I. Asal Mula dan Perkembangan Keluarga Manusia
Asal mula perkembangan keluarga dalam masyarakat dimulai dan kehidupan manusia secara nomaden (berpindah-pindah). Pada saat itu manusia hidup serupa sekawan berkelompok, laki-laki dan perempuan hidup tanpa diikat oleh norma susila dan melakukan hubungan intim serta melahirkan keturunair tanpa ikatan.
Keluarga inti (nuclear family) sebagai inti masyarakat belum ada, hal ini merupakan tahap pertama dalam kehidupan masyarakat. Manusia lambat laun sadar akan hubungan si ibu dengan anak-anak mereka. Pada saat itu anak-anak mereka hanya mengenal ibunya, sedangkan sang ayah dengan bebas untuk berpindah-pindah di kelompok satu ke kelompok lainnya. Menurut Wilken kelompok keluarga tersebut menghitung garis keturunan dari keluarga ibu yang disebut keadaan matriarchaat.

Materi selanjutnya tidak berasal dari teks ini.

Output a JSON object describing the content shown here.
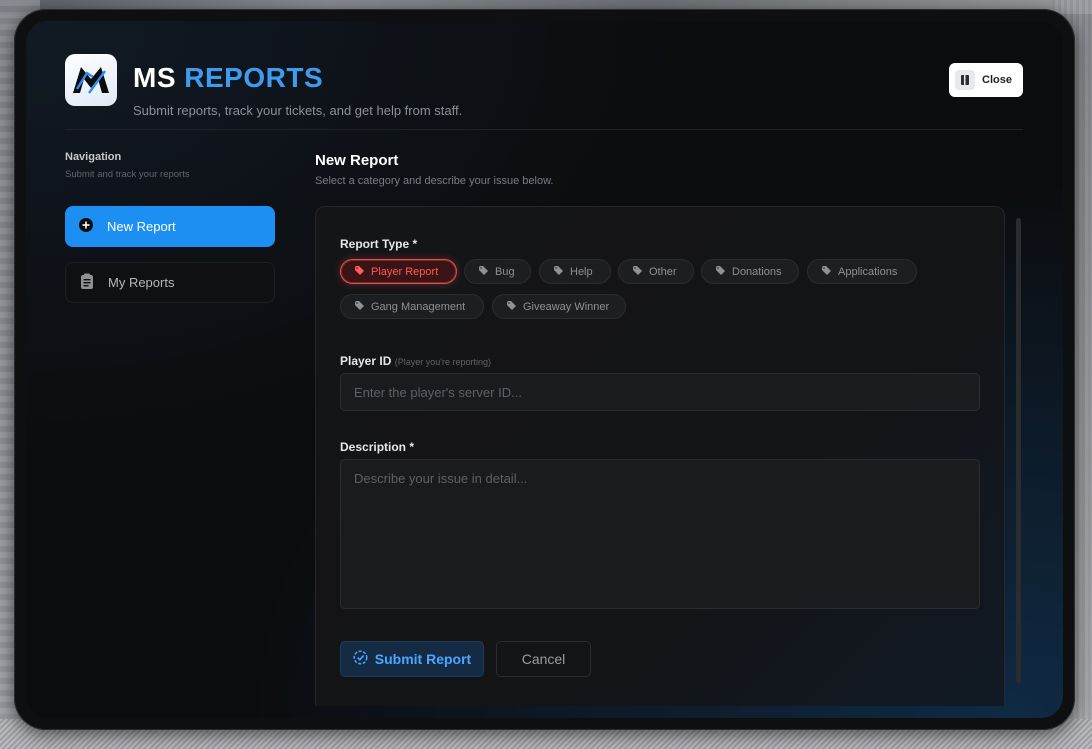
{
  "app": {
    "title_part1": "MS",
    "title_part2": "REPORTS",
    "subtitle": "Submit reports, track your tickets, and get help from staff.",
    "close_label": "Close",
    "accent_color": "#1e8ff2",
    "active_chip_color": "#e84a4a"
  },
  "sidebar": {
    "title": "Navigation",
    "subtitle": "Submit and track your reports",
    "items": [
      {
        "label": "New Report",
        "icon": "plus-circle-icon",
        "active": true
      },
      {
        "label": "My Reports",
        "icon": "clipboard-icon",
        "active": false
      }
    ]
  },
  "main": {
    "title": "New Report",
    "subtitle": "Select a category and describe your issue below.",
    "report_type": {
      "label": "Report Type *",
      "selected": "Player Report",
      "options": [
        "Player Report",
        "Bug",
        "Help",
        "Other",
        "Donations",
        "Applications",
        "Gang Management",
        "Giveaway Winner"
      ]
    },
    "player_id": {
      "label": "Player ID",
      "hint": "(Player you're reporting)",
      "placeholder": "Enter the player's server ID...",
      "value": ""
    },
    "description": {
      "label": "Description *",
      "placeholder": "Describe your issue in detail...",
      "value": ""
    },
    "submit_label": "Submit Report",
    "cancel_label": "Cancel"
  }
}
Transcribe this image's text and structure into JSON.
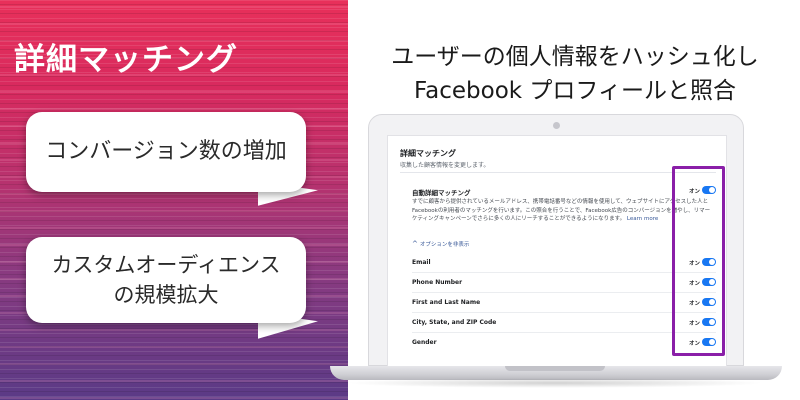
{
  "left_panel": {
    "title": "詳細マッチング",
    "bubble1": "コンバージョン数の増加",
    "bubble2_line1": "カスタムオーディエンス",
    "bubble2_line2": "の規模拡大",
    "colors": {
      "top": "#e8305a",
      "bottom": "#5a3a86"
    }
  },
  "right_panel": {
    "title_line1": "ユーザーの個人情報をハッシュ化し",
    "title_line2": "Facebook プロフィールと照合"
  },
  "screen": {
    "title": "詳細マッチング",
    "subtitle": "収集した顧客情報を変更します。",
    "auto_label": "自動詳細マッチング",
    "auto_toggle": "オン",
    "description": "すでに顧客から提供されているメールアドレス、携帯電話番号などの情報を使用して、ウェブサイトにアクセスした人とFacebookの利用者のマッチングを行います。この照合を行うことで、Facebook広告のコンバージョンを増やし、リマーケティングキャンペーンでさらに多くの人にリーチすることができるようになります。",
    "learn_more": "Learn more",
    "hide_options": "オプションを非表示",
    "rows": [
      {
        "label": "Email",
        "toggle": "オン"
      },
      {
        "label": "Phone Number",
        "toggle": "オン"
      },
      {
        "label": "First and Last Name",
        "toggle": "オン"
      },
      {
        "label": "City, State, and ZIP Code",
        "toggle": "オン"
      },
      {
        "label": "Gender",
        "toggle": "オン"
      }
    ],
    "toggle_color": "#1877f2",
    "highlight_color": "#8a1fa8"
  },
  "icons": {
    "hide_chevron": "chevron-up-icon"
  }
}
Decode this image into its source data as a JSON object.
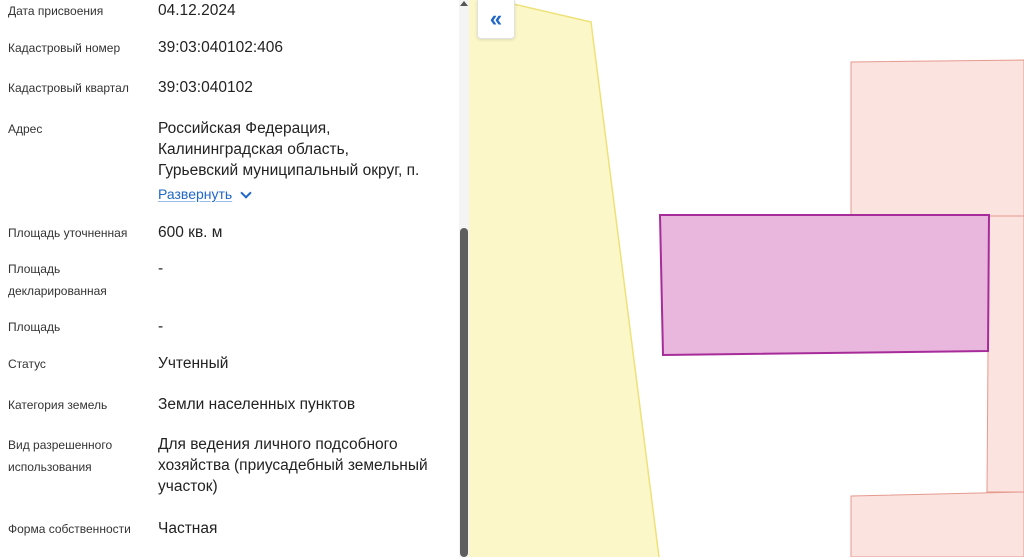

Selanjutnya pada tingkatan berikutnya pada laki-laki puas dengan keadaan tersebut. Mulailah laki-laki tersebut mengambil calon istrinya dan kelompok lain dan membawanya ke kelompok mereka sendiri. Keturunan mereka tetap tinggal pada kelompok keluarga laki-laki (pada kelompok keluarga sang ayah) lambat laun pada keluarga tersebut, sang ayah disebut patriachaat. Prinsip keturunan tersebut sangat berpengaruh pula pada masyarakat Bali. Pada masyarakat Bali yang menganut agama Hindu sampai sekarang menganut prinsip keturunan patriachaat. Sering disebut dengan istilah purusa (garis keturunan pada sang ayah/laki-laki). Prinsip keturunan purusa di atas akan berpengaruh pada adat menetap setelah menikah, berpengaruh pada adat-istiadat lainnya, seperti pada upacara daur hidup, upacara ngaben (upacara kematian), bahkan sampai berpengaruh pada sistem kepercayaan (reinkarnasi), lanjut pada Pura Dadia.
II. Pengaruh Prinsip Keturunan Patriachaat/Sistem Purusa pada Masyarakat Bali
1) Pengaruh yang nampakjelas pada adat menetap setelah menikah.
Adat menetap setelah menikah yang terkait dengan sistem purusa adalah adat virilokal. Adat virilokal adalah pengantin baru menetap sekitar pusat kediaman kaum kerabat suami. Kalau pada masyarakat Bali adat menetap setelah menikah pada keluarga suami, bahkan bersama-sama tinggal satu rumah bersama mertua, ipar maupun keluarga lainnya dari pihak suami. Hal inipun akan berpengaruh pada pola tingkah laku anak-anak tersebut yang cenderung dan bahkan pasti akan mengikuti sepenuhnya adat-istiadat dari pihak suami (dan pihak Ayah). Sedangkan kerabat Ibu (wanita) amat sedikit memberikan pengaruh pada kehidupan anak-anak mereka. Seandainya ada yang cenderung ke kehidupan pihak Ibu (wanita) sering orang tersebut diejek dengan istilah Paid Bangkung. Namun sekarang dengan adanya pengaruh pendidikan, hal tersebut sudah mulai ada perubahan, dimana pada keluarga yang terdidik sudah mulai secara perlahan menganut sistem bilateral (adat menetap bilokal) bisa berganti-ganti tinggal pada kerabat suami/istri.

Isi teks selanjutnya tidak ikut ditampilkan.